En silencio, posé mi mano sobre su vientre y apreté. Apreté todo lo que pude. Quería que fluyera. Que fluyera la sangre. Que fluyera toda ella. Y seguir sorbiendo poco a poco esa ola de vida que me regalaba. Impetuosa como ella. Sin pedir nada a cambio.
Ya no es ella la que se retuerce. Somos ella, yo y la niebla que, en el fondo, me estaba enseñando a que fluyera todo. Con este peso aparentemente vacío que llena los recovecos y pliegues de los cuerpos. Y colorea las sombras y el color algodón. Y explica la extrañeza de cualquier hombre, joven o maduro, por este maravilloso acto de entrega rojizo o burdeos. Una entrega a la que no estaba para nada acostumbrado.

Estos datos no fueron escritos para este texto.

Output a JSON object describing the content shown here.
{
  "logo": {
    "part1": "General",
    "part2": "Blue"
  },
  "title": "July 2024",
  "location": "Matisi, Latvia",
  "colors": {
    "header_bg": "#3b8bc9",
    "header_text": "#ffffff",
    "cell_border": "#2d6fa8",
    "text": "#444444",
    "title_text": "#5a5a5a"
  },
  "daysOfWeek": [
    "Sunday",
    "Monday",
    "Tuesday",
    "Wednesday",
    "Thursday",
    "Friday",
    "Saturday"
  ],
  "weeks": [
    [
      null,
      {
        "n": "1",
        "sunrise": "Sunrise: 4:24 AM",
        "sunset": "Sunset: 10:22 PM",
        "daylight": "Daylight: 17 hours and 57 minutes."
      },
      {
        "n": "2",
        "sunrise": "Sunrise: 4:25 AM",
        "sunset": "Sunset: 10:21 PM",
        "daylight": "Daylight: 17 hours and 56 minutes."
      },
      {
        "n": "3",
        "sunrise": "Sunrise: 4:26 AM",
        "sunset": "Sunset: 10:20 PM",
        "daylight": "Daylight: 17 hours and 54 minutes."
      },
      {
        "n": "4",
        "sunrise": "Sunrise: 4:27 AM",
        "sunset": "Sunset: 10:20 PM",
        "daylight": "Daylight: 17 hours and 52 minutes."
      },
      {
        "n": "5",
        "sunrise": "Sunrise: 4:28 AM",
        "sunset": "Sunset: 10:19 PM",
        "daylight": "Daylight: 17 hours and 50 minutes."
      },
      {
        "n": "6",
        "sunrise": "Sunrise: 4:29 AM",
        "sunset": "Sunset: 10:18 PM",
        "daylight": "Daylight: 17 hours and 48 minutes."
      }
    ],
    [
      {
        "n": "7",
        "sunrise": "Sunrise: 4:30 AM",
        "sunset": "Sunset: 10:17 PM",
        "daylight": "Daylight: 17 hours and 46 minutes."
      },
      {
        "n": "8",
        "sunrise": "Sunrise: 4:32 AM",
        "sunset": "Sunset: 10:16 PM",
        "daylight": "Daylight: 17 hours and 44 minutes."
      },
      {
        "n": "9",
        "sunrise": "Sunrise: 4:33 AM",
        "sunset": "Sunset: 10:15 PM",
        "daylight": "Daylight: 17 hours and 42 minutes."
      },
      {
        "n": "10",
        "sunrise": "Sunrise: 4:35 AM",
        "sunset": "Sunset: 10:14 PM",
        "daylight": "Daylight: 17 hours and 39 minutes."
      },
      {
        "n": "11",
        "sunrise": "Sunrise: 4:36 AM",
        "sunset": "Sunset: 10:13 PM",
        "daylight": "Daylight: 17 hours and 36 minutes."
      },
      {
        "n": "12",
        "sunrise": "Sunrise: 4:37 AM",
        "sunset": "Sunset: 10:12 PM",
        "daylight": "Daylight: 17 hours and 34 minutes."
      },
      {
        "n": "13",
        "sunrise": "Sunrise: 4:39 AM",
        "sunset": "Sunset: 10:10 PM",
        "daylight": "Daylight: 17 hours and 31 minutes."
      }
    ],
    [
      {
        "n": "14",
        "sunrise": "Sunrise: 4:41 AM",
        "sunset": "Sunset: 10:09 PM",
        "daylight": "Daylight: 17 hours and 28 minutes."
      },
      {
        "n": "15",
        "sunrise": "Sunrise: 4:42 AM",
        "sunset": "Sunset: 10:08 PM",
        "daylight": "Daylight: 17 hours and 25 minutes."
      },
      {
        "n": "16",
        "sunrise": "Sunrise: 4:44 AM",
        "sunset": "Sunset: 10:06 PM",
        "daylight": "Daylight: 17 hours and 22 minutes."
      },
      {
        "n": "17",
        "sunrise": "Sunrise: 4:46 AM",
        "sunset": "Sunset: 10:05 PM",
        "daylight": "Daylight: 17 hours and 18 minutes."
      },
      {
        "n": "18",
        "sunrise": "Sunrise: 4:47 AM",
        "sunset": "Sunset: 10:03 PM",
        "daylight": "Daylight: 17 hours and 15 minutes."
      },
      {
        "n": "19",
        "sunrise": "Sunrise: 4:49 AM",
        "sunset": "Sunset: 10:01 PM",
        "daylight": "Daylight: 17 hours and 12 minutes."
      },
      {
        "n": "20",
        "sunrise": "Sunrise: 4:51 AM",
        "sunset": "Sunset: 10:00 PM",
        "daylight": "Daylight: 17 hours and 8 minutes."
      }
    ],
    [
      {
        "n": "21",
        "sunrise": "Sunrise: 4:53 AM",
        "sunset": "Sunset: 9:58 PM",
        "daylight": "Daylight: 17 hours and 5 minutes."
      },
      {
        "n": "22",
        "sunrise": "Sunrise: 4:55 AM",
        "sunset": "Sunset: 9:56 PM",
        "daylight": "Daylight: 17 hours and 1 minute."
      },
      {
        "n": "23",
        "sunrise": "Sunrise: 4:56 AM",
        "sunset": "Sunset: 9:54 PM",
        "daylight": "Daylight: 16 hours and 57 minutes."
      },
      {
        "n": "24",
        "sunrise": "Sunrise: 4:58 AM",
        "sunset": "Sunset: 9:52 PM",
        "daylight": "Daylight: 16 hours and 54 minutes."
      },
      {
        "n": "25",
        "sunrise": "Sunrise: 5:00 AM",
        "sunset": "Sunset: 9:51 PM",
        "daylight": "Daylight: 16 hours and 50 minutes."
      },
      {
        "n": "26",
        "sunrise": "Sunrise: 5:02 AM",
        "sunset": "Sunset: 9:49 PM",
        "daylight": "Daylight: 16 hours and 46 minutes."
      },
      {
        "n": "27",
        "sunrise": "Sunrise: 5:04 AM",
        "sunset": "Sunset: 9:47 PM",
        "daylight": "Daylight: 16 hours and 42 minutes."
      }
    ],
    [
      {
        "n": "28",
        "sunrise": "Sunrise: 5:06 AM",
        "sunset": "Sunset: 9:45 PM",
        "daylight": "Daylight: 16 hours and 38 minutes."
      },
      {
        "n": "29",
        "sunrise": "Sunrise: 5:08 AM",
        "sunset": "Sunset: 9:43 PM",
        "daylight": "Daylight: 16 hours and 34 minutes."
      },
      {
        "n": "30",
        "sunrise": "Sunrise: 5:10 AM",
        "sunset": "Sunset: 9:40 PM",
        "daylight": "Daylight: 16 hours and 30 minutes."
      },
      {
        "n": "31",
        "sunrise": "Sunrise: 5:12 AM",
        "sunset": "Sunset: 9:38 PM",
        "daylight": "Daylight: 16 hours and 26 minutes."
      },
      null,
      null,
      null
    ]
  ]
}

La oí gritar. Parecía angustia, pero era la caída al abismo del placer más puro. Un hilo de voz entrecortado. Y aquel hilo de sangre que se deslizaba por ambas piernas y que yo bebía como si fuera agua pura de un manantial.
Aparté su melena y la besé largamente. La niebla se disipó. Perdía distancia Pero seguía en una lejanía ilimitada. Un horizonte sin fin. Y seguía la humedad invadiendo la habitación. Como el enorme sapo de La espuma de los días de Boris Vian.
Todo se llenó de un silencio repentino. Desaparecieron las bocinas de algún que otro nocturno coche paseándose por la calle que daba a nuestra ventana. No la cerré, de hecho. ¿Para qué? Solo aleteaba un poco esta ventana de cristal grueso.
Sería debido, probablemente, a este pequeño viento cálido que entró de noche, sin pedir permiso.
Como yo hice con ella, perdido entre sus piernas.